Davanın esasında bana yöneltilen suçlamalarına ilişkin beyanlarını sorgu ve savunma aşamasında koşullar sağlanırsa yüz yüze yapmak istiyorum. Ancak arkadaşlarım açısından bu haksız tutukluluğun daha fazla devam ettirilmemesi gerekiyor. Bu intikam operasyonunun birinci derece muhataplarının kim olduğunu herkes biliyor. Bu davayı açan herkes de iyi biliyor. O nedenle bu davanın birinci derece muhatapları bizleriz, eş genel başkanı olarak benim. O nedenle arkadaşlarımızın haksız tutukluluk sürecinin sona erdirilmesi gerekiyor. Hakikatin savunuculuğu hem de halkımızın değerlerinin savunulması görevini yüz yüze iken icra edebilirim. Ama heyetinize karşı da bunu yapabiliriz. Mahkeme aracılığıyla söylediğimiz şeyler topluma ve tarihe mal olacaktır. Bu zaman kadar halkımıza ve partimize savunduğumuz değerlere inanmaktan hiçbir zaman tereddüt etmedik.
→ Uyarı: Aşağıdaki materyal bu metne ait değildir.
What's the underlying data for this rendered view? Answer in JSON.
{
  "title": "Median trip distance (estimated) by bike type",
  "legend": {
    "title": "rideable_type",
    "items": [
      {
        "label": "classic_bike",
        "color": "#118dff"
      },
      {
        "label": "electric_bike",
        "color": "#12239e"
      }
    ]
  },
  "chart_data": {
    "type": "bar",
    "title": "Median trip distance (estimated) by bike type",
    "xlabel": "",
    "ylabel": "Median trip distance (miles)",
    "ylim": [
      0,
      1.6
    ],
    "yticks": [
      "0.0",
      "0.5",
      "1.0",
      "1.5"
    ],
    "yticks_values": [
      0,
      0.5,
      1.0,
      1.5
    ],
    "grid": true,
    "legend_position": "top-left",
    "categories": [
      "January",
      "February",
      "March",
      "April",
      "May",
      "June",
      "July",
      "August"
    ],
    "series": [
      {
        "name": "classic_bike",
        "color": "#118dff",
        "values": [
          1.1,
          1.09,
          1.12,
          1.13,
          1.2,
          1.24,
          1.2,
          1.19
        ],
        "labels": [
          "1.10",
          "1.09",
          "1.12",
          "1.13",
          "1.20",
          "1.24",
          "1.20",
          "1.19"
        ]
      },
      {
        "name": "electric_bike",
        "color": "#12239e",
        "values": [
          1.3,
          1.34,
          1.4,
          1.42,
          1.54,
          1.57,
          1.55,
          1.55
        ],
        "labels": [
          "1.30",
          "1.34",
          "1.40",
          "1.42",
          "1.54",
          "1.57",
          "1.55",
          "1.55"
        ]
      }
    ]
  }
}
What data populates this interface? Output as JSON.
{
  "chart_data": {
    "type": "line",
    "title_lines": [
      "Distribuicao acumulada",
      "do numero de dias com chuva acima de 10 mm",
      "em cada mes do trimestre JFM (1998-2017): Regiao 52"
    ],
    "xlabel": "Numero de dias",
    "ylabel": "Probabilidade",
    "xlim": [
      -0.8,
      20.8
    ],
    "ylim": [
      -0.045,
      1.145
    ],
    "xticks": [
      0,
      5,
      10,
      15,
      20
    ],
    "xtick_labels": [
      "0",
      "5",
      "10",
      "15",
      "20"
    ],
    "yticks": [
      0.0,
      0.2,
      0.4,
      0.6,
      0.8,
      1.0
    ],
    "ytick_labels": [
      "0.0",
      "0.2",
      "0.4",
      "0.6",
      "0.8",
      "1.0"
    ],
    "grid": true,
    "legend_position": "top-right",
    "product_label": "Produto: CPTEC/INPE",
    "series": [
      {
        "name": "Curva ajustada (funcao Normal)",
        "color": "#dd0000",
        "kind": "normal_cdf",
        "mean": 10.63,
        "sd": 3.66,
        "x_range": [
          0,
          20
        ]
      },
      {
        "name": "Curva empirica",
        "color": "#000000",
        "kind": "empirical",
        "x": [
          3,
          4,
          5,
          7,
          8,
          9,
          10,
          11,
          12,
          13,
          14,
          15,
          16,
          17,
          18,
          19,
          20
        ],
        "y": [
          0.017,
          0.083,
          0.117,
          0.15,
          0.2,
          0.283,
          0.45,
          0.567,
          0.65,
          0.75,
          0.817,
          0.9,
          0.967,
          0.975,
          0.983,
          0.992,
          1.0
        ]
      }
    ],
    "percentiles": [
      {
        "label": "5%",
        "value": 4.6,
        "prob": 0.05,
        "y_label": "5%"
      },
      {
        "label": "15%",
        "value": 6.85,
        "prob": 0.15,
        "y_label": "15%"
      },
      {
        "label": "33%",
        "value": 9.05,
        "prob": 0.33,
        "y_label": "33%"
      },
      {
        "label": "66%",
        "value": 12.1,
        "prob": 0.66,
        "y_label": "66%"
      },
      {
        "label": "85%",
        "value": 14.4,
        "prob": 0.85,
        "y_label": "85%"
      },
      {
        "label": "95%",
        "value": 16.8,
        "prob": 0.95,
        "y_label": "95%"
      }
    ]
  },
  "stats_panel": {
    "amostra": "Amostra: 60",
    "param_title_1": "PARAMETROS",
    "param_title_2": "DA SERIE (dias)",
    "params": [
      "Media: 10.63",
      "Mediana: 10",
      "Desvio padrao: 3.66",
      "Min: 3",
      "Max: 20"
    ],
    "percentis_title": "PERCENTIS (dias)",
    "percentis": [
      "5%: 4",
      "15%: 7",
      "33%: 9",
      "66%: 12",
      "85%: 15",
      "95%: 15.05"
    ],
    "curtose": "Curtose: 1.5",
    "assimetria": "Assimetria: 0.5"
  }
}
Yakın sürede duruşumuzu destekledik ve haklı çıkardık, artık yeni bir kazanma dönemi başlamıştır. 5 yıldır uygulanan siyasi iktidar artık sona gelmiştir. Her iktidarın, her zulmün bir sonu vardır. 2016’dan 2021’e kadar uygulanan zulmün sonuna gelinmiştir. Türkiye halkları için, kadınlar için yeni bir kazanma dönemi başlamıştır. İster içeride ister dışarıda olalım partimizin halkımızın gözüyle görmeye devam edeceğiz, adaletin, demokrasinin, barışın yolunda yürümeye devam edeceğiz.”

 Yüksekdağ’ın savunmasının ardından duruşmaya yarına kadar ara verildi.